Some Dive Operations Will Not Survive

In the Mediterranean, Pete Bullen, a Brit who runs Gozo & Malta Photo Safaris, wrote, "A lot of people in my Facebook feed are complaining about lockdowns. They moan about civil liberties being infringed; they suggest that people die every day anyway. Let's all get a grip, stop being selfish, stop kidding ourselves that this is just some bad flu. Let's try and get this thing properly under control by doing what is clearly working where the strongest measures have been put in place. There are 56 licensed dive centers on the islands of Gozo and Malta. In the next few months, there will be some very cheap dive gear being sold off as they go broke."

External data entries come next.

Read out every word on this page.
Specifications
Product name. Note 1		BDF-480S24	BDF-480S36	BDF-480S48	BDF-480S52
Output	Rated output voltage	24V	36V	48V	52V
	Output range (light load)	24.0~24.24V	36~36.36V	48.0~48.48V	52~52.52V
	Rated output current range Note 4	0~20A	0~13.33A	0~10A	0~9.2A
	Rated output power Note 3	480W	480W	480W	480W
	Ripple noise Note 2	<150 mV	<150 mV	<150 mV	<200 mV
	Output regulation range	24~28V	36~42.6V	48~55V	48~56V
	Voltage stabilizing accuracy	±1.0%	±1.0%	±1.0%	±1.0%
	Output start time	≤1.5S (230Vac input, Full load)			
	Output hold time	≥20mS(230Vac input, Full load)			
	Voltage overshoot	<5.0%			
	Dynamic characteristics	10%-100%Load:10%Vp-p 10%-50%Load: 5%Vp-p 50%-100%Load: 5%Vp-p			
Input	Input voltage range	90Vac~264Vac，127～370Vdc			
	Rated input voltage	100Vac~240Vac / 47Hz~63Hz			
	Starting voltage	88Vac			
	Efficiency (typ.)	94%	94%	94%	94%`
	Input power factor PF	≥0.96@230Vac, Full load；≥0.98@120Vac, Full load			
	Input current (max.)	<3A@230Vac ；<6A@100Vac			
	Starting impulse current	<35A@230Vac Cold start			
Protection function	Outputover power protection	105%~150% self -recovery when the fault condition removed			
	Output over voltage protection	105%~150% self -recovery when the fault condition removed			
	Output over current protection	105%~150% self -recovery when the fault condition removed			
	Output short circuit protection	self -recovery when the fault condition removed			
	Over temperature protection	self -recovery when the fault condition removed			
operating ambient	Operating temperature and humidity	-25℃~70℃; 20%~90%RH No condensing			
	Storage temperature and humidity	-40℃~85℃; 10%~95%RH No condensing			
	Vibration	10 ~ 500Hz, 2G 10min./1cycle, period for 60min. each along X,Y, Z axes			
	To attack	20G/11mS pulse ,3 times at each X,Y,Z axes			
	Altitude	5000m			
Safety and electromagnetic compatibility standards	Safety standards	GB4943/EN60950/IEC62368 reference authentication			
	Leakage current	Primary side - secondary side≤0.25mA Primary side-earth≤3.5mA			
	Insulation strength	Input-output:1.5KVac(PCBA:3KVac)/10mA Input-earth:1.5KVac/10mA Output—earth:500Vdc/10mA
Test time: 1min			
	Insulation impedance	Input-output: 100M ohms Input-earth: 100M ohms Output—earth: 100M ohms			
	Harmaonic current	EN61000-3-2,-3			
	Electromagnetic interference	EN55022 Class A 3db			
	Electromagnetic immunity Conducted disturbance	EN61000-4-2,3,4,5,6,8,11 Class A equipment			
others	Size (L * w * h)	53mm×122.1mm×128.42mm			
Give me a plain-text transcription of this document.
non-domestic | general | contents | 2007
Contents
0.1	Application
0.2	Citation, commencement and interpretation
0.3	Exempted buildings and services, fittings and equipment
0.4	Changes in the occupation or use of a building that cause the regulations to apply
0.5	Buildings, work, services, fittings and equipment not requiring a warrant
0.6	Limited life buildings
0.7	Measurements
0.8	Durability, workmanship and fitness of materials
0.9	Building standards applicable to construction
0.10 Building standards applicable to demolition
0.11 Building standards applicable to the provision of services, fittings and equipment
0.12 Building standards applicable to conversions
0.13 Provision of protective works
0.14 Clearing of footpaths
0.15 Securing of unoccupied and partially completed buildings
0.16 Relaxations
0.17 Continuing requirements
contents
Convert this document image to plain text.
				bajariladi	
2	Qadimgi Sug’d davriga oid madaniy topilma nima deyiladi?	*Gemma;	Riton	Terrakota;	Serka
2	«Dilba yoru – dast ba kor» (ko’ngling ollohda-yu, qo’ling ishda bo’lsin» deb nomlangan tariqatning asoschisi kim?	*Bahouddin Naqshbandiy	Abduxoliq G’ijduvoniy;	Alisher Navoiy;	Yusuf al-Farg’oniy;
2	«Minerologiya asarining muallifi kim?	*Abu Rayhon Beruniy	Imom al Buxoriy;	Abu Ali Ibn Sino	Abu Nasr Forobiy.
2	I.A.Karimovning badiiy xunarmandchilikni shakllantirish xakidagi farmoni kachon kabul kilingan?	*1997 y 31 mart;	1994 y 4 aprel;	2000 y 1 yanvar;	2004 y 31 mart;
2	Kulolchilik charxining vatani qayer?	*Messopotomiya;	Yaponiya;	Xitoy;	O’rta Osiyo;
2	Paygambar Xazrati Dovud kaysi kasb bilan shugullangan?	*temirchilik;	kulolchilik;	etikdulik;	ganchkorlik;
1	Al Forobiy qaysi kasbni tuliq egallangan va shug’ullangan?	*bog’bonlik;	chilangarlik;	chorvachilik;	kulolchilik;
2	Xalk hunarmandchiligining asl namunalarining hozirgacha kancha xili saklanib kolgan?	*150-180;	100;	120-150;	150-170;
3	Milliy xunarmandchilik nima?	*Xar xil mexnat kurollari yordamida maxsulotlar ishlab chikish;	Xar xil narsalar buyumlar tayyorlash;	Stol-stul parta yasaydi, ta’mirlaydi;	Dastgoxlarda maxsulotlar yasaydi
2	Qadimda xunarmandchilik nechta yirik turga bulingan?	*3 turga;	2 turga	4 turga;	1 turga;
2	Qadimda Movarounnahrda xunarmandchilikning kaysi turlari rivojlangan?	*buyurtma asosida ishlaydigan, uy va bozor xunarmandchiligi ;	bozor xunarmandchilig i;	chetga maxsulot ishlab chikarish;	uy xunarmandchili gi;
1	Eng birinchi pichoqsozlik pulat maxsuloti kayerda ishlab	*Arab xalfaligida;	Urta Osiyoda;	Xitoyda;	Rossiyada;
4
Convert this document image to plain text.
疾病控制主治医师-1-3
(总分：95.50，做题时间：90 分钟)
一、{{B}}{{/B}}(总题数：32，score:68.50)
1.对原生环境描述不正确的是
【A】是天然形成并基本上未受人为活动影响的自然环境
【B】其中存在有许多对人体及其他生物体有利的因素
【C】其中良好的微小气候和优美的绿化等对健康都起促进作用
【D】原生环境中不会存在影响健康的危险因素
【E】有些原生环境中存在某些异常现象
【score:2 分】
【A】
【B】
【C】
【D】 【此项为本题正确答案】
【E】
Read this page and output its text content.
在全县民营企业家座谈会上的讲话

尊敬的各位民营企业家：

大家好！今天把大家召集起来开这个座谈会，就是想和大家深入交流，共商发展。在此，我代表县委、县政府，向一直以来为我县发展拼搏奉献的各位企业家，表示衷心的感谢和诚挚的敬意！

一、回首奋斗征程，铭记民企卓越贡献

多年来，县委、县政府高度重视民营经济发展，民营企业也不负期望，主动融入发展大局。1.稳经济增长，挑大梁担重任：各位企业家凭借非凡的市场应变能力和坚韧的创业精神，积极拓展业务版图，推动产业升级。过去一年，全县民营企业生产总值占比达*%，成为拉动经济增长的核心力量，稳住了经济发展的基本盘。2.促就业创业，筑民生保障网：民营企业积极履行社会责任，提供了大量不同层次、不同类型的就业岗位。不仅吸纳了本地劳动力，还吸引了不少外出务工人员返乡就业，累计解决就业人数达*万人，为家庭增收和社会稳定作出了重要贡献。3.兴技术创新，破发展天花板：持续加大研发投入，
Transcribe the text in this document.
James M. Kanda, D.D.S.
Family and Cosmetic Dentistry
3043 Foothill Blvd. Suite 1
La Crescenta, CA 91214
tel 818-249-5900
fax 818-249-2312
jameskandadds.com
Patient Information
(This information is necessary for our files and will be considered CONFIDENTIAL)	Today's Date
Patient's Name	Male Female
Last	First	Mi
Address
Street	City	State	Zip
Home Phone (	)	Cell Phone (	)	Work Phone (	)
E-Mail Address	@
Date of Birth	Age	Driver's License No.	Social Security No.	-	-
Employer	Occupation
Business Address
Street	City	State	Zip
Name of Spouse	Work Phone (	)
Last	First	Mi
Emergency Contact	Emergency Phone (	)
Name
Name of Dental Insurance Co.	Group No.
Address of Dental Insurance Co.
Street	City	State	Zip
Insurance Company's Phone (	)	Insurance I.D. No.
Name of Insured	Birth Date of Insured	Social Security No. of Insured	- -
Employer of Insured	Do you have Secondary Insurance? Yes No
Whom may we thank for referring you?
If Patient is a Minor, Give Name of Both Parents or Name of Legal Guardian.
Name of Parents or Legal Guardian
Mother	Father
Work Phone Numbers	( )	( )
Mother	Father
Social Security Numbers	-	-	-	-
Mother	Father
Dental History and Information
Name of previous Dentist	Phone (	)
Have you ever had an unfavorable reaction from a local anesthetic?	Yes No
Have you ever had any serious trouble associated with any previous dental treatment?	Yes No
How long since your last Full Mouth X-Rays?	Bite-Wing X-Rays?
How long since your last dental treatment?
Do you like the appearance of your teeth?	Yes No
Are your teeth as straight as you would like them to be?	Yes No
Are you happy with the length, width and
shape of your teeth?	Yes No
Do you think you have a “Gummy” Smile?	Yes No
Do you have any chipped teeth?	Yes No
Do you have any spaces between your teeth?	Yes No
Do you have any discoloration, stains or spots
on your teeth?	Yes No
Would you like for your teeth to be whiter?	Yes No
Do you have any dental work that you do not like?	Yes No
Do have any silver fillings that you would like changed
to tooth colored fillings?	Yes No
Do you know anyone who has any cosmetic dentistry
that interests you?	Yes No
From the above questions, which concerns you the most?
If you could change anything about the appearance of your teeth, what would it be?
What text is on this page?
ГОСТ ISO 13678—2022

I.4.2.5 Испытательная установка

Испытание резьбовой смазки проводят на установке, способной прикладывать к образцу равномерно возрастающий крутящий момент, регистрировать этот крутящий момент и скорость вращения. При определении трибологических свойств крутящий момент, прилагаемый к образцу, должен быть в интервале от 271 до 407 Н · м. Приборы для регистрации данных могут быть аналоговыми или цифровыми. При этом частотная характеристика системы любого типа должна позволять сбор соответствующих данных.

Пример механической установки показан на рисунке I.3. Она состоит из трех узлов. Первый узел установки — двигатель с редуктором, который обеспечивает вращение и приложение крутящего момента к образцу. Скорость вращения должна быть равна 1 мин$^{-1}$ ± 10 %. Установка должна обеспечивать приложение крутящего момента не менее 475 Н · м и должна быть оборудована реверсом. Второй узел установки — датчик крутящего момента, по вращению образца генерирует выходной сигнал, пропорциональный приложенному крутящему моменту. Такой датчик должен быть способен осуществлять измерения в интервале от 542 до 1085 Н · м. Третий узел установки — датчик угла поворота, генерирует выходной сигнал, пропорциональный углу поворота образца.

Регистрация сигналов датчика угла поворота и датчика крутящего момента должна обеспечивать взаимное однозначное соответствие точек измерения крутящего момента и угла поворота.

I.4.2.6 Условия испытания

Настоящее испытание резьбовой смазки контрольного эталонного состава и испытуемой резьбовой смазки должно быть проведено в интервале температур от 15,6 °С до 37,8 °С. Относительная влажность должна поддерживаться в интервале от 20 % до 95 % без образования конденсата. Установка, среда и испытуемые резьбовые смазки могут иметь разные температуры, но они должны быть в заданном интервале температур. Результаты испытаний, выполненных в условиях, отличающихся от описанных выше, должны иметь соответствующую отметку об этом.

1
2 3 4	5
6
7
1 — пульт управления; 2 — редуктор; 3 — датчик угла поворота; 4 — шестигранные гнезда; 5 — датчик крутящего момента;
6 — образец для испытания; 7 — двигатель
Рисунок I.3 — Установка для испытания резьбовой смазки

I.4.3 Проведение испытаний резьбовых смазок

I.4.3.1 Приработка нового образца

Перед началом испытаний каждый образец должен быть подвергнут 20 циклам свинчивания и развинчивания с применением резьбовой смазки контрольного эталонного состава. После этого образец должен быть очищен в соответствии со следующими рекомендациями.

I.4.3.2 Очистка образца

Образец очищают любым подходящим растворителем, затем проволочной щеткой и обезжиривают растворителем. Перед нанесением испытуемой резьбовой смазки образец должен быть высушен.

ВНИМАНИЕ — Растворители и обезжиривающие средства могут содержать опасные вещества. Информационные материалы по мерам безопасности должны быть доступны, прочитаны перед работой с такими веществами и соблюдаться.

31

Cline's Diving Industry Special COVID-19 Survey reveals 24 percent of businesses surveyed said they would suffer significant impact on their businesses with zero or near-zero income within the next two months, while 23 percent said the same for the next three months. Five percent expected to go out of business. Seventy-two percent of businesses surveyed were based in the U.S.A.

Many Undercurrent subscribers who can afford to, have written to say they are happy to write off the deposits they have paid as a way of supporting their favorite dive businesses abroad, on the assumption that this money will go toward supporting the staff of those businesses. After all, it's the people that we remember when we visit.